Q. My husband and I are both 46, self-employed and earning a gross wage of $43,000 each and have just finished paying off our house (valued at $850,000).
I have one Flexible Lifetime super account with AMP valued at $35,000 and another with Colonial Super Retirement Fund ($120,000); my husband has one Flexible Lifetime account with AMP ($107,000).
I also have 661 CBA shares with dividends reinvested and we have joint savings of $10,000.
We have three children: one who is 19 and has left home and a 17- and 13-year-old.
Now that we have paid off our home we are looking for the best way to invest our money.
We were thinking of a managed fund or something that would allow us to make regular deposits.
We do not live a lavish lifestyle and have always saved hard but have not gone without.
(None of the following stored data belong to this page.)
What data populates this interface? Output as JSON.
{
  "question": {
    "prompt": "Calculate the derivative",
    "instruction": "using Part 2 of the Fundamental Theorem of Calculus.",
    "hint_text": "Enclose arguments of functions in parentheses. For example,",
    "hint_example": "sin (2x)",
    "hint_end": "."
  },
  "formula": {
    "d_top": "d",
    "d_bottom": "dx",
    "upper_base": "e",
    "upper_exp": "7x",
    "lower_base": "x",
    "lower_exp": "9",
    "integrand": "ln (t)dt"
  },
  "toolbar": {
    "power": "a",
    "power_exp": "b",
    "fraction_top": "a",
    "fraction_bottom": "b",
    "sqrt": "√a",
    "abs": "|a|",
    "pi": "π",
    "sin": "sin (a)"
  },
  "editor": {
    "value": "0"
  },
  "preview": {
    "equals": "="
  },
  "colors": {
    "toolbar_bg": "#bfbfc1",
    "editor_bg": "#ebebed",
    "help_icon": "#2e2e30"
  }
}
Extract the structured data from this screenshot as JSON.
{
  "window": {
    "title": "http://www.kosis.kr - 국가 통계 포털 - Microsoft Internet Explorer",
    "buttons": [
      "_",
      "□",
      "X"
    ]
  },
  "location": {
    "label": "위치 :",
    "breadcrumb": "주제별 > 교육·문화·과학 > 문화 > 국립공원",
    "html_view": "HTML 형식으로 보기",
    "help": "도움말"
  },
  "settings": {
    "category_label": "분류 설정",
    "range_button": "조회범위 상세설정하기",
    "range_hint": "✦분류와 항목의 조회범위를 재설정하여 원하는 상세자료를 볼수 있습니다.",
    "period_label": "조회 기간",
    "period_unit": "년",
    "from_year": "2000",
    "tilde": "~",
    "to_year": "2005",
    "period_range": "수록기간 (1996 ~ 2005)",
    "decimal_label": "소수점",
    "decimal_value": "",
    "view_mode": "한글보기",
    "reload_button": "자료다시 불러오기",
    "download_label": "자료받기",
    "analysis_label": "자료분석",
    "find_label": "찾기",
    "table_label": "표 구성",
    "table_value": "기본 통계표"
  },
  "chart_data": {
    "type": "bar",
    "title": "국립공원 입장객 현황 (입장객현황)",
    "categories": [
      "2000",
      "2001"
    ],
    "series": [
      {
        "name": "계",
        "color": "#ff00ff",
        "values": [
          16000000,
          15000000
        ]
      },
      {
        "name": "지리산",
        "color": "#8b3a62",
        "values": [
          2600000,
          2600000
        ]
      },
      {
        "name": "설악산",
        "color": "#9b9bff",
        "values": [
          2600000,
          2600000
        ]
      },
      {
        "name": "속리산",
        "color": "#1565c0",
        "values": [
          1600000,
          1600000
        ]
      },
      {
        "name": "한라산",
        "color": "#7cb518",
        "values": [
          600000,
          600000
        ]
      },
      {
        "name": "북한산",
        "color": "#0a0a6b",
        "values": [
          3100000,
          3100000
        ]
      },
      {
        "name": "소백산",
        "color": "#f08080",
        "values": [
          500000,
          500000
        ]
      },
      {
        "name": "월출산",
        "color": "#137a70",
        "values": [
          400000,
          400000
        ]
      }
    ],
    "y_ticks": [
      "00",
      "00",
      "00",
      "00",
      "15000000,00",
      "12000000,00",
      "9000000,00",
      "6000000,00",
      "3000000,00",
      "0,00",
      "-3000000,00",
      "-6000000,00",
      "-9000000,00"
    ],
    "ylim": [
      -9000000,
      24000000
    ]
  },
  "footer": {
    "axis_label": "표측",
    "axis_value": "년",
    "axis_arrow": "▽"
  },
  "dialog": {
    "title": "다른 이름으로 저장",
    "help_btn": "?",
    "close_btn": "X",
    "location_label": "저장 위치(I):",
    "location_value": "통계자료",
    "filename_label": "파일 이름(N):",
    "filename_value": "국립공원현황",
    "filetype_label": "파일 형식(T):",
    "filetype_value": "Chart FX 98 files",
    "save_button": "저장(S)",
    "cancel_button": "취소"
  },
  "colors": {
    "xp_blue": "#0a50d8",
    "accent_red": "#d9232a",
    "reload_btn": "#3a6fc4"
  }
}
Before our home was paid off we were making weekly deposits of $750 to it.
Are there any funds that you would recommend? – Sharon
A. It is such a big step when you pay off your home. Congratulations, Sharon, I am genuinely delighted for you.
Then your eldest leaves home, also a big step.
Take a look at the performance of both your funds, then look at fees. If both are low fee, I’d go with the best long-term performer.
If both are high, I’d move them to a low-fee fund.
Next, I would add to super. Do check with your accountant, though, because as a self-employed person you may have various tax breaks that I am unaware of.
Finally, in the modern world there are many low-cost share funds, both listed on the sharemarket and unlisted.
I am sure Money will give you quite a few ideas but I am a bit of a fanatic about low fees, so managers like Vanguard or BlackRock, which have super low fees, do appeal to me. Take a bit of time to do some research.